Qualifying Criteria for 529 College Savings Plans

Section 529 plans seem to be wrapped in qualifications. Your plan must qualify and so must your student, but don’t allow these endless lists of criteria discourage you from using 529 plans. In order for a Section 529 plan to qualify under the IRS’s rules, it must meet the following criteria:

  • Contributions may be made only in cash, including checks, money orders, or payroll deductions, but not in stocks, bonds, or real estate.

  • After a contribution is made into a specific plan, you may not direct the investments. You may, however, change plans once each year.

  • You may not pledge the value of the account as security against any sort of loan.

  • The plan or program in which you invest must provide each designated beneficiary a separate accounting.

  • You can’t contribute more into an account, or group of accounts, for the benefit of a single designated beneficiary than the beneficiary will use in the payment of qualified higher education expenses. You have to try to estimate this amount.

When you make a contribution to a Section 529 plan, you’re not allowed any federal income tax deduction for the amount of your contribution. Depending on what state you live in, you may get a current state income tax deduction for part or all of your contribution each year.
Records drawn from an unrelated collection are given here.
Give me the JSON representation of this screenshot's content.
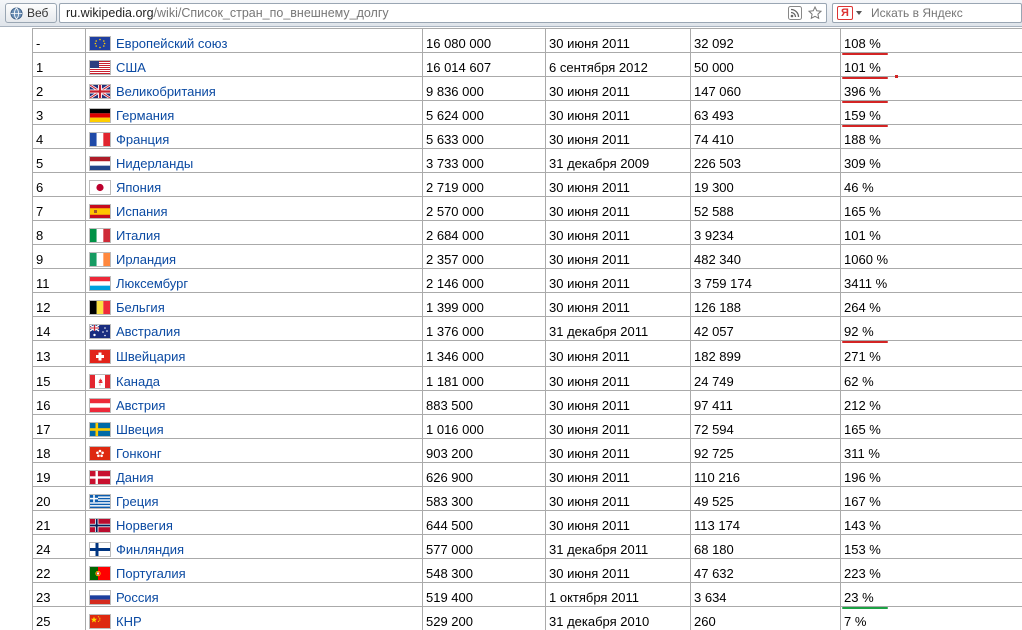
{
  "browser": {
    "web_button_label": "Веб",
    "url_domain": "ru.wikipedia.org",
    "url_path": "/wiki/Список_стран_по_внешнему_долгу",
    "search_logo": "Я",
    "search_placeholder": "Искать в Яндекс",
    "icons": [
      "globe-icon",
      "rss-icon",
      "star-icon",
      "yandex-icon"
    ]
  },
  "table": {
    "rows": [
      {
        "rank": "-",
        "country": "Европейский союз",
        "flag": "eu",
        "debt": "16 080 000",
        "date": "30 июня 2011",
        "per_capita": "32 092",
        "pct": "108 %",
        "mark": "red"
      },
      {
        "rank": "1",
        "country": "США",
        "flag": "us",
        "debt": "16 014 607",
        "date": "6 сентября 2012",
        "per_capita": "50 000",
        "pct": "101 %",
        "mark": "red"
      },
      {
        "rank": "2",
        "country": "Великобритания",
        "flag": "gb",
        "debt": "9 836 000",
        "date": "30 июня 2011",
        "per_capita": "147 060",
        "pct": "396 %",
        "mark": "red"
      },
      {
        "rank": "3",
        "country": "Германия",
        "flag": "de",
        "debt": "5 624 000",
        "date": "30 июня 2011",
        "per_capita": "63 493",
        "pct": "159 %",
        "mark": "red"
      },
      {
        "rank": "4",
        "country": "Франция",
        "flag": "fr",
        "debt": "5 633 000",
        "date": "30 июня 2011",
        "per_capita": "74 410",
        "pct": "188 %",
        "mark": ""
      },
      {
        "rank": "5",
        "country": "Нидерланды",
        "flag": "nl",
        "debt": "3 733 000",
        "date": "31 декабря 2009",
        "per_capita": "226 503",
        "pct": "309 %",
        "mark": ""
      },
      {
        "rank": "6",
        "country": "Япония",
        "flag": "jp",
        "debt": "2 719 000",
        "date": "30 июня 2011",
        "per_capita": "19 300",
        "pct": "46 %",
        "mark": ""
      },
      {
        "rank": "7",
        "country": "Испания",
        "flag": "es",
        "debt": "2 570 000",
        "date": "30 июня 2011",
        "per_capita": "52 588",
        "pct": "165 %",
        "mark": ""
      },
      {
        "rank": "8",
        "country": "Италия",
        "flag": "it",
        "debt": "2 684 000",
        "date": "30 июня 2011",
        "per_capita": "3 9234",
        "pct": "101 %",
        "mark": ""
      },
      {
        "rank": "9",
        "country": "Ирландия",
        "flag": "ie",
        "debt": "2 357 000",
        "date": "30 июня 2011",
        "per_capita": "482 340",
        "pct": "1060 %",
        "mark": ""
      },
      {
        "rank": "11",
        "country": "Люксембург",
        "flag": "lu",
        "debt": "2 146 000",
        "date": "30 июня 2011",
        "per_capita": "3 759 174",
        "pct": "3411 %",
        "mark": ""
      },
      {
        "rank": "12",
        "country": "Бельгия",
        "flag": "be",
        "debt": "1 399 000",
        "date": "30 июня 2011",
        "per_capita": "126 188",
        "pct": "264 %",
        "mark": ""
      },
      {
        "rank": "14",
        "country": "Австралия",
        "flag": "au",
        "debt": "1 376 000",
        "date": "31 декабря 2011",
        "per_capita": "42 057",
        "pct": "92 %",
        "mark": "red"
      },
      {
        "rank": "13",
        "country": "Швейцария",
        "flag": "ch",
        "debt": "1 346 000",
        "date": "30 июня 2011",
        "per_capita": "182 899",
        "pct": "271 %",
        "mark": "",
        "tall": true
      },
      {
        "rank": "15",
        "country": "Канада",
        "flag": "ca",
        "debt": "1 181 000",
        "date": "30 июня 2011",
        "per_capita": "24 749",
        "pct": "62 %",
        "mark": ""
      },
      {
        "rank": "16",
        "country": "Австрия",
        "flag": "at",
        "debt": "883 500",
        "date": "30 июня 2011",
        "per_capita": "97 411",
        "pct": "212 %",
        "mark": ""
      },
      {
        "rank": "17",
        "country": "Швеция",
        "flag": "se",
        "debt": "1 016 000",
        "date": "30 июня 2011",
        "per_capita": "72 594",
        "pct": "165 %",
        "mark": ""
      },
      {
        "rank": "18",
        "country": "Гонконг",
        "flag": "hk",
        "debt": "903 200",
        "date": "30 июня 2011",
        "per_capita": "92 725",
        "pct": "311 %",
        "mark": ""
      },
      {
        "rank": "19",
        "country": "Дания",
        "flag": "dk",
        "debt": "626 900",
        "date": "30 июня 2011",
        "per_capita": "110 216",
        "pct": "196 %",
        "mark": ""
      },
      {
        "rank": "20",
        "country": "Греция",
        "flag": "gr",
        "debt": "583 300",
        "date": "30 июня 2011",
        "per_capita": "49 525",
        "pct": "167 %",
        "mark": ""
      },
      {
        "rank": "21",
        "country": "Норвегия",
        "flag": "no",
        "debt": "644 500",
        "date": "30 июня 2011",
        "per_capita": "113 174",
        "pct": "143 %",
        "mark": ""
      },
      {
        "rank": "24",
        "country": "Финляндия",
        "flag": "fi",
        "debt": "577 000",
        "date": "31 декабря 2011",
        "per_capita": "68 180",
        "pct": "153 %",
        "mark": ""
      },
      {
        "rank": "22",
        "country": "Португалия",
        "flag": "pt",
        "debt": "548 300",
        "date": "30 июня 2011",
        "per_capita": "47 632",
        "pct": "223 %",
        "mark": ""
      },
      {
        "rank": "23",
        "country": "Россия",
        "flag": "ru",
        "debt": "519 400",
        "date": "1 октября 2011",
        "per_capita": "3 634",
        "pct": "23 %",
        "mark": "green"
      },
      {
        "rank": "25",
        "country": "КНР",
        "flag": "cn",
        "debt": "529 200",
        "date": "31 декабря 2010",
        "per_capita": "260",
        "pct": "7 %",
        "mark": "green"
      }
    ]
  },
  "colors": {
    "link": "#0b4aa2",
    "red_mark": "#d32424",
    "green_mark": "#1ca245",
    "border": "#aaaaaa"
  }
}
After your money is safely tied up in a Section 529 plan, interest that you earn on it isn’t taxed until distributions are made to your designated beneficiary. And, if you use distributions from these plans to pay the qualified education expenses of a student at an eligible educational institution, accrued earnings generally aren’t taxed at all.
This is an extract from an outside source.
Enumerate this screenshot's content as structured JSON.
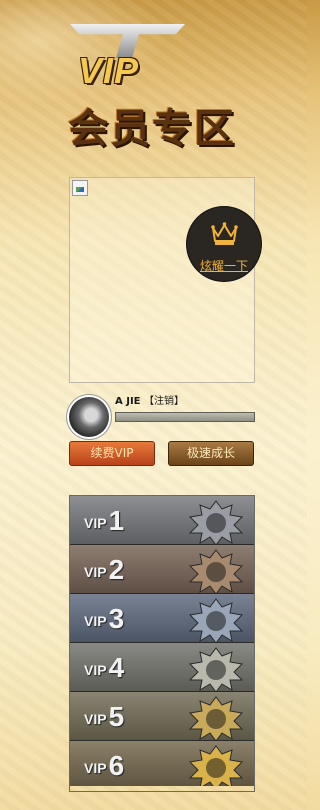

At this point, you may be thinking that the only educational institutions that these plans are qualified to pay for are colleges and universities. Not true. Qualified institutions include all postsecondary schools that are eligible to participate in U.S. Department of Education financial aid programs, including many vocational and technical schools, community colleges, and even some apprenticeship programs. Eligible institutions don’t need to be located in the United States; many foreign colleges and universities qualify. Check with the institutions you or your student are interested in to be sure that they qualify.

Strangely enough, the things you think of when the phrase “qualified student” comes to mind (grades, commitment, drive, and so on) have absolutely nothing to do with the IRS’s definition. For the purpose of Section 529 plans, a qualified student must meet the following criteria:

  • He or she needs to be the original designated beneficiary of the plan or, in the case of a tax-free plan rollover to another beneficiary, must be a member of the same family as the original beneficiary in one of these listed relationships:

    • Spouse

    • Child, grandchild, or great-grandchild (a lineal descendent)

    • Stepchild, stepmother, or stepfather (but no stepgrandchildren)

    • Brother, sister, stepbrother, or stepsister

    • Father, mother, or grandparents (a lineal ancestor)

    • Niece or nephew

    • Brother or sister of your mother or father

    • First cousin

    • An in-law, either mother, father, sister, brother, son, or daughter

    • Husband or wife of any person on this list

  • He or she must actually be an enrolled student at a qualified educational institution.